Everett betrachtete aufmerksam die Auswahl an Ringen vor ihm, seine Augenbrauen waren konzentriert zusammengezogen. Es gab alle Arten von prächtigen Edelsteinen, die an Linas entzückenden Fingern reizend aussehen würden. Obwohl er ihre Größe nicht kannte, ist ja bekanntlich alles anpassbar.
Everett spürte förmlich die Blicke der Menge auf sich. Einige Leute hatten sich vor dem schwer bewachten Laden versammelt und flüsterten aufgeregt miteinander. Blitzlichter flackerten hinter ihm auf und er wusste, dass die Paparazzi Fotos machten.
"Darf ich Ihnen helfen, Mr. Leclare? Beschreiben Sie mir die Persönlichkeit Ihrer Freundin, dann kann ich passendere Modelle auswählen", sagte die Verkäuferin freundlich mit einem geduldigen Lächeln. Ihre Hände hielt sie zusammengepresst vor sich, um zu verbergen, wie sehr sie vor Aufregung zitterte.
Nur an die Provision denken!
Everett Leclare war einer der attraktivsten Erben des Landes, sein Ansehen verschaffte ihm ehrfürchtige Blicke, selbst in so jungen Jahren. Bei seiner unbeschwerten Art und seinem freundlichen Lächeln war es kein Wunder, dass er die Aufmerksamkeit der Frauen auf sich zog.
"Nun..." Everett stockte.
Als die Verkäuferin Lina als seine Freundin bezeichnete, wurde ihm klar, dass er dieses Gerücht angesichts der Bilder in den Nachrichten nicht einfach dementieren konnte. Das würde Lina in ein schlechtes Licht rücken.

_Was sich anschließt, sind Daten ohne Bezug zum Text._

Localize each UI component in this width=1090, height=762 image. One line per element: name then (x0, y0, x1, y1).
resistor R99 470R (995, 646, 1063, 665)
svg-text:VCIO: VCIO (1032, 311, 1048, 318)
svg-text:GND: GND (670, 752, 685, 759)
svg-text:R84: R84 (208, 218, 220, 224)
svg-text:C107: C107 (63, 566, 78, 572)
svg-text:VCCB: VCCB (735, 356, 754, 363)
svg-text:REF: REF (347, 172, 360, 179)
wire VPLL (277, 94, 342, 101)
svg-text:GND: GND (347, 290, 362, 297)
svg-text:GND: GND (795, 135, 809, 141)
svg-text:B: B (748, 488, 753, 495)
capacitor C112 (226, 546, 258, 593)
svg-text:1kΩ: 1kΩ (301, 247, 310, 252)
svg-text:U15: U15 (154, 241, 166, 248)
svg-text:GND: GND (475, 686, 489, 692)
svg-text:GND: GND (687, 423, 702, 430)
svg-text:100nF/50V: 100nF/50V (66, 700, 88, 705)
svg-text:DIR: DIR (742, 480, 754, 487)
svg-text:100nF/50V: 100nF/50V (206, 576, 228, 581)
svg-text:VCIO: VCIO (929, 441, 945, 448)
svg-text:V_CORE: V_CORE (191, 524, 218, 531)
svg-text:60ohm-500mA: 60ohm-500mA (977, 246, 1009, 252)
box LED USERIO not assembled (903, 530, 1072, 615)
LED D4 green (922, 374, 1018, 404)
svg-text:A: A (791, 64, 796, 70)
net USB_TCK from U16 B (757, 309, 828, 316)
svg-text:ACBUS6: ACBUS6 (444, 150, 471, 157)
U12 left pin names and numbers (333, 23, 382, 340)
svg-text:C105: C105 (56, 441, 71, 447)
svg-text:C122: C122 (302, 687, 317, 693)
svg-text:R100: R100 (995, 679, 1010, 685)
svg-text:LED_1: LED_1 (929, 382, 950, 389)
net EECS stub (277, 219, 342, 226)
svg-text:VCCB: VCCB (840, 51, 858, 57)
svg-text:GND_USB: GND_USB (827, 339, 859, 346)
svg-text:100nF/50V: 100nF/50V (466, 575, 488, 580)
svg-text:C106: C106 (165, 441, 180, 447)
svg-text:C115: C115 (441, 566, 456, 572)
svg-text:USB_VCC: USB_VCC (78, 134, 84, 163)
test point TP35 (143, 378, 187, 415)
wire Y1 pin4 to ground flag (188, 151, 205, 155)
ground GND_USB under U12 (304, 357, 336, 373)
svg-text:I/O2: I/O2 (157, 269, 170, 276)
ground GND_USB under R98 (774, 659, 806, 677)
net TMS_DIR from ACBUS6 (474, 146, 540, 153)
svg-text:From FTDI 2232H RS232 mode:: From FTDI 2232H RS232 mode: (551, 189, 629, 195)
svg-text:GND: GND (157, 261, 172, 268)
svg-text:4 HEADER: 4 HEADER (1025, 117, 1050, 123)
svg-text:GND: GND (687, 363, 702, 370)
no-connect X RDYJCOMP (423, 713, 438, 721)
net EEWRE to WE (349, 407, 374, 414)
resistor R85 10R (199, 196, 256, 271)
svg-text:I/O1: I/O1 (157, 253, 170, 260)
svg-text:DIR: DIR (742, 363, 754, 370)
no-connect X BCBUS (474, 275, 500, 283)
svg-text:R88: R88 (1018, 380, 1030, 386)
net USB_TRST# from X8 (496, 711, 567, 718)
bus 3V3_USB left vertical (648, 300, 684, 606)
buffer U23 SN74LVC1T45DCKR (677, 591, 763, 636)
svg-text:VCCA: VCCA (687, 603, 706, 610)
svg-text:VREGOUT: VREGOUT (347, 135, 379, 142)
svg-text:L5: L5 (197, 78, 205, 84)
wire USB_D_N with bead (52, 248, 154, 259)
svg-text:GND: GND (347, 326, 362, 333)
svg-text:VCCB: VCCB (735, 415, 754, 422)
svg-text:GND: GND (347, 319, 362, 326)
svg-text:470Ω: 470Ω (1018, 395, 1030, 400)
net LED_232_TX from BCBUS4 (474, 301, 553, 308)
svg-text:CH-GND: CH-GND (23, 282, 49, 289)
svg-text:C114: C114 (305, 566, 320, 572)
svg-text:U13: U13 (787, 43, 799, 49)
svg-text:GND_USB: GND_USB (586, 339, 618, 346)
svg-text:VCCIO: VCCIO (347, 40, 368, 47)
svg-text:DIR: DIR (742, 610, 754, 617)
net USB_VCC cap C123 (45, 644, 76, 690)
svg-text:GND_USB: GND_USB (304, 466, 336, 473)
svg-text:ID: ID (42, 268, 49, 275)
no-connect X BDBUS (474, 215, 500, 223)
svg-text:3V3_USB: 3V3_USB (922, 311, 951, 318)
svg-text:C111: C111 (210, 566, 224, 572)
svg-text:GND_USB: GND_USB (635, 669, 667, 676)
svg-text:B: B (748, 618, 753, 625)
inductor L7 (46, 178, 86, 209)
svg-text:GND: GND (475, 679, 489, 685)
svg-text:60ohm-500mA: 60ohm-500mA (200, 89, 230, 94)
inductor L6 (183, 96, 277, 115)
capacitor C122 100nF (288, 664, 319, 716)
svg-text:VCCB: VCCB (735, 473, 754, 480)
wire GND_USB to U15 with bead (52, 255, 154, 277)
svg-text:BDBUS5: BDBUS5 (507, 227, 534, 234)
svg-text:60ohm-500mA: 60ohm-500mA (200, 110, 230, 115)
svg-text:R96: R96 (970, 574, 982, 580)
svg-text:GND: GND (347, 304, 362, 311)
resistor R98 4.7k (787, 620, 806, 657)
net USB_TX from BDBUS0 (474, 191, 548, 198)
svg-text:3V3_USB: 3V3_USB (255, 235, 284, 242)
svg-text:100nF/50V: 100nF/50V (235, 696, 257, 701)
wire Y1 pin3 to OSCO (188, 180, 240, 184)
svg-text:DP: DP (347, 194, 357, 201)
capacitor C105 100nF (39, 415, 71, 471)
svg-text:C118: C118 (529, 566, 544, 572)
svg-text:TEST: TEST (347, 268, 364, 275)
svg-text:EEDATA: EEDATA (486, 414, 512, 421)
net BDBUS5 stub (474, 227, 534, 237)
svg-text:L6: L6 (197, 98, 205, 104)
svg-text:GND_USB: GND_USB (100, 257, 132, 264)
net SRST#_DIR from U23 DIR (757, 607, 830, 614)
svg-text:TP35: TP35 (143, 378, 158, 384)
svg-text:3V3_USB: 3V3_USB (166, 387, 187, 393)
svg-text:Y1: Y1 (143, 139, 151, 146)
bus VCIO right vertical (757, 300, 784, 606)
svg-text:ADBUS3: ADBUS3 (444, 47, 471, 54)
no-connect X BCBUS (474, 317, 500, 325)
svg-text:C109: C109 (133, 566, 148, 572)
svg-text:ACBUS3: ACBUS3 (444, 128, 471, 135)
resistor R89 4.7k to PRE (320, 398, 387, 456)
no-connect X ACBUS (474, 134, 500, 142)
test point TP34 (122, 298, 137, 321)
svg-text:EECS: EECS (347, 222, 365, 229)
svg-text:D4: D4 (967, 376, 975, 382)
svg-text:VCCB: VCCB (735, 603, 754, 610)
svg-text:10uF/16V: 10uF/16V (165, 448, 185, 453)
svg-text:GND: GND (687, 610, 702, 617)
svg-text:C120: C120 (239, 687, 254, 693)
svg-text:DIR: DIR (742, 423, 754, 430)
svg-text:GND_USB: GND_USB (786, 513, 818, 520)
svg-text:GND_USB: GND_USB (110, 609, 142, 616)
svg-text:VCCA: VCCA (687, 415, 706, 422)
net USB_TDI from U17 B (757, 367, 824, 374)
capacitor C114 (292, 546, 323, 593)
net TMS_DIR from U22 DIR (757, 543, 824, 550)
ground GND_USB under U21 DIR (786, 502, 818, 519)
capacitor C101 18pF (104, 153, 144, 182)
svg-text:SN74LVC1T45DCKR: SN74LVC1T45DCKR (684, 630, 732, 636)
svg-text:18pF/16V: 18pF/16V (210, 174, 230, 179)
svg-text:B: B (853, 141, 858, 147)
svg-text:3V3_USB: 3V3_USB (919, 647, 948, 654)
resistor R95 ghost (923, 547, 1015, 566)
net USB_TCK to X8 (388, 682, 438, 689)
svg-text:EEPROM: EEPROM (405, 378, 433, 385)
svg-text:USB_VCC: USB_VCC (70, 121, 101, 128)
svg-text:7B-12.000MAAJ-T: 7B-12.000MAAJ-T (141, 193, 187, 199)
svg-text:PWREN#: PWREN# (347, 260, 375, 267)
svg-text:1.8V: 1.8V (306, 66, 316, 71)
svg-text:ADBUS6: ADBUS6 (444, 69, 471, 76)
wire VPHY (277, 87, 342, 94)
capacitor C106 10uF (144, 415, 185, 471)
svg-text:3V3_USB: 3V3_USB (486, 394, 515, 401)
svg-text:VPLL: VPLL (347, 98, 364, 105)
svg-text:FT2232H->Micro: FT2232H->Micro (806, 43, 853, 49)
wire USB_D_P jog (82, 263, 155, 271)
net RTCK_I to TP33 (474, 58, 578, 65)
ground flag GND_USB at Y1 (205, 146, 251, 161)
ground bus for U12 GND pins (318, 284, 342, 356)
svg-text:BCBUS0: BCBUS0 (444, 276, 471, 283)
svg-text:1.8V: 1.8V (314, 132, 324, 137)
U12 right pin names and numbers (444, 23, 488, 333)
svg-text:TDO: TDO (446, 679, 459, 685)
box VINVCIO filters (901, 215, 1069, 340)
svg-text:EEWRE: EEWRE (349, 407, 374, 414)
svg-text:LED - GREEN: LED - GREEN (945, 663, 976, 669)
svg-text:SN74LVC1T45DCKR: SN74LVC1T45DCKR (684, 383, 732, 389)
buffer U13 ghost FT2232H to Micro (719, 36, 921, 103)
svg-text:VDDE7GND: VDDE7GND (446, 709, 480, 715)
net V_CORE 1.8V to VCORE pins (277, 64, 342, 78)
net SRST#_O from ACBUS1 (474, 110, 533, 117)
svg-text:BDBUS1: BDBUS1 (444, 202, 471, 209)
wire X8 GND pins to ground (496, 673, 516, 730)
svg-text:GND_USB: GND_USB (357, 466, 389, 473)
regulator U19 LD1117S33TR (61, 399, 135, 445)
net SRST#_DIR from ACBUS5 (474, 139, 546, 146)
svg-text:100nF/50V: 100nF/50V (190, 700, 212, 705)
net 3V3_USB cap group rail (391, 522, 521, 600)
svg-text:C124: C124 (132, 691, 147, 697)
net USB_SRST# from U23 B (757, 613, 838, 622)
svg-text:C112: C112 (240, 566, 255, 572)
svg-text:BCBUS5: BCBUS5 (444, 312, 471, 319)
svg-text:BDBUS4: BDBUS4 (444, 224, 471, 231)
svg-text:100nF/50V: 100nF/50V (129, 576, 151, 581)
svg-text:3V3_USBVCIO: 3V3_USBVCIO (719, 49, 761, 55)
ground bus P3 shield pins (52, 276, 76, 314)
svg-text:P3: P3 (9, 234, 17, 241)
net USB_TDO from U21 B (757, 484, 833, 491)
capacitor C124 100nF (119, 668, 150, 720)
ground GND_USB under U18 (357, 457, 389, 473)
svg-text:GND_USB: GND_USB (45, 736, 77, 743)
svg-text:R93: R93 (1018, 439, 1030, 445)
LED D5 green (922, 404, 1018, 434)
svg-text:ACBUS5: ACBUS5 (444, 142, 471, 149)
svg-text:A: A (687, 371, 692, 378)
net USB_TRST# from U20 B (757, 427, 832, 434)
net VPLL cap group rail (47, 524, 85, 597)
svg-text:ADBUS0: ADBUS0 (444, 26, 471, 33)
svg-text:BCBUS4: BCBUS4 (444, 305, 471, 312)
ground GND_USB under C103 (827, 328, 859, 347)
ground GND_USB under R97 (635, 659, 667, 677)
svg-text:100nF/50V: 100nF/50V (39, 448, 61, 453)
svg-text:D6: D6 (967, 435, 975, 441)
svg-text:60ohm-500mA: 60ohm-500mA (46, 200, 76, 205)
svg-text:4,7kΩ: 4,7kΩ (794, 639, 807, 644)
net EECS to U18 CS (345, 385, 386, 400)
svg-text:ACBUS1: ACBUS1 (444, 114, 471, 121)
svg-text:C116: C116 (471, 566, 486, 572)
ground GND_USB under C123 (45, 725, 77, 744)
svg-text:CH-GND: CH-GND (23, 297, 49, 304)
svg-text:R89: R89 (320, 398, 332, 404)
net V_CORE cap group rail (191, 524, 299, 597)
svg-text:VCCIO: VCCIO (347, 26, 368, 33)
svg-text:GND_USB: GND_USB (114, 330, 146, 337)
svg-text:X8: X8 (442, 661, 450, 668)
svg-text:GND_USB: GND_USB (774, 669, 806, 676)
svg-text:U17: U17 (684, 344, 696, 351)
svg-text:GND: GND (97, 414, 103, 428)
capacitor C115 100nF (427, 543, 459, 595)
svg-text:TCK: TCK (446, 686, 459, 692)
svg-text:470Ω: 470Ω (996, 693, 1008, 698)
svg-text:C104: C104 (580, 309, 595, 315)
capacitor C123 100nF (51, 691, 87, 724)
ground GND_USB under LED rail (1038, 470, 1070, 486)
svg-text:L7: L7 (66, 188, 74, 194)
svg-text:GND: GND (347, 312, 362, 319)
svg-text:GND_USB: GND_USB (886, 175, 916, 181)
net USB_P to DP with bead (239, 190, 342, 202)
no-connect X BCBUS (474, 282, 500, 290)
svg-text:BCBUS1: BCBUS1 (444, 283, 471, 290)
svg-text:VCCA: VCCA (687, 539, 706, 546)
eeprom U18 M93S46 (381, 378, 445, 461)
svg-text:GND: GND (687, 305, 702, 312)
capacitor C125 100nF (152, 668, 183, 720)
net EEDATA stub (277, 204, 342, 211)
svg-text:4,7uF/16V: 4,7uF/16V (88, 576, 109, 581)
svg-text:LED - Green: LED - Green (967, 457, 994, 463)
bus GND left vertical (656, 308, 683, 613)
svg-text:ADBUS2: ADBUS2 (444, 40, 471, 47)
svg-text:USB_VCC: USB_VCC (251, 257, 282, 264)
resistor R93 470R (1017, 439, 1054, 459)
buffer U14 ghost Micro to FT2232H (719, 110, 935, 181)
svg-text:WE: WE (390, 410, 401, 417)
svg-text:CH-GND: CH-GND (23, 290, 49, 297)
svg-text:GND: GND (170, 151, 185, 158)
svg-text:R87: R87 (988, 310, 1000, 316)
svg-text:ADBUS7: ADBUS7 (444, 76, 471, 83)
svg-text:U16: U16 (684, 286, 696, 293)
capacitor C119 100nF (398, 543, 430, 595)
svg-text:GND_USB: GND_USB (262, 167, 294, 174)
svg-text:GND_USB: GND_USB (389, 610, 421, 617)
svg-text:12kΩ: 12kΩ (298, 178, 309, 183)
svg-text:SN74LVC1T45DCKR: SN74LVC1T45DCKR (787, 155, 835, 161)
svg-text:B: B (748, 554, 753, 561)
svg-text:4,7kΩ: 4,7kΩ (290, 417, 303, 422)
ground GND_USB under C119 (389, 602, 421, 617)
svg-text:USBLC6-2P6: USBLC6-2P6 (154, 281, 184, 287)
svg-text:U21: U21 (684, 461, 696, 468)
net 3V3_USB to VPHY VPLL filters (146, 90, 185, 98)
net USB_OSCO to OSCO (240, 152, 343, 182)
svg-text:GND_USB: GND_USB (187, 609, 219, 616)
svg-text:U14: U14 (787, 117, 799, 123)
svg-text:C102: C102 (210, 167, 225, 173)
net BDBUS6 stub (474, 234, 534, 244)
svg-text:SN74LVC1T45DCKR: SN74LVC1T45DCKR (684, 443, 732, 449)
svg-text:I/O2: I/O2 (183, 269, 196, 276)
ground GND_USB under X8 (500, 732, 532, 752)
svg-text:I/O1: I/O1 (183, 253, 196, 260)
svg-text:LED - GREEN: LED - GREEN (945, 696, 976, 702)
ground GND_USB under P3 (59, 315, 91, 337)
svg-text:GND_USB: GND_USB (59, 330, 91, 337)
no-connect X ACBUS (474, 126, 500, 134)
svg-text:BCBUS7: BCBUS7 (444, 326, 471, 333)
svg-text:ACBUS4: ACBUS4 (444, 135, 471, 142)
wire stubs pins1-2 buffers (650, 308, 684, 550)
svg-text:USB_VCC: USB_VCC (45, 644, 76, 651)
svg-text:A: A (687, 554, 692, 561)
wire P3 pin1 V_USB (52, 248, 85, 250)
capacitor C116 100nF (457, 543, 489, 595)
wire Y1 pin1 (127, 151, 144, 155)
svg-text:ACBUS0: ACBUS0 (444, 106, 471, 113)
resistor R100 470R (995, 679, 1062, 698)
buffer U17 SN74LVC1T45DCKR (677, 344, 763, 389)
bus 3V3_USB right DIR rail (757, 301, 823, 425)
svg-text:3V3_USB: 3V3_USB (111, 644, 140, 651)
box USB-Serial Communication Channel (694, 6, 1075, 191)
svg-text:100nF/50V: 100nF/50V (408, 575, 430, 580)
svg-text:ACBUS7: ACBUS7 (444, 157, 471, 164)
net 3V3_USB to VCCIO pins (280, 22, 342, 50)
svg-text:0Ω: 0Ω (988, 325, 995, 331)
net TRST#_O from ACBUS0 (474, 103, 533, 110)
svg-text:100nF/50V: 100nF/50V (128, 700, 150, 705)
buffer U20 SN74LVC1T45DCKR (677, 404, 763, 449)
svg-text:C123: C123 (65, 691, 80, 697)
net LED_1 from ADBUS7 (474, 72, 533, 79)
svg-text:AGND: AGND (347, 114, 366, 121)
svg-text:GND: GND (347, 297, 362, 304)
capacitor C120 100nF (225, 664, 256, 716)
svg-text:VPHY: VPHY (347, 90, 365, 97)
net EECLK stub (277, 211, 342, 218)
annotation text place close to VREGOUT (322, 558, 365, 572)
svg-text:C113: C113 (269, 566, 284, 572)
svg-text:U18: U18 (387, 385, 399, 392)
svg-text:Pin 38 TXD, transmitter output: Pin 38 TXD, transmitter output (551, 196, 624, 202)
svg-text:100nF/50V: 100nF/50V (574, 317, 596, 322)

"Manchmal ist sie ein wenig zurückhaltend, dabei aber bestimmt", sagte Everett.
Beim Gedanken an ihr lässiges Auftreten und ihre kühle Distanz schmunzelte er. Everett war es gewöhnt, umschwärmt zu werden. Doch sie war die Erste, die das nicht tat, und er verlor sich hoffnungslos in ihr.
"Sie scheint eine außergewöhnliche Freundin zu sein", kicherte die Angestellte leise. "In diesem Fall habe ich den perfekten Stil für sie. Bitte entschuldigen Sie mich einen Moment."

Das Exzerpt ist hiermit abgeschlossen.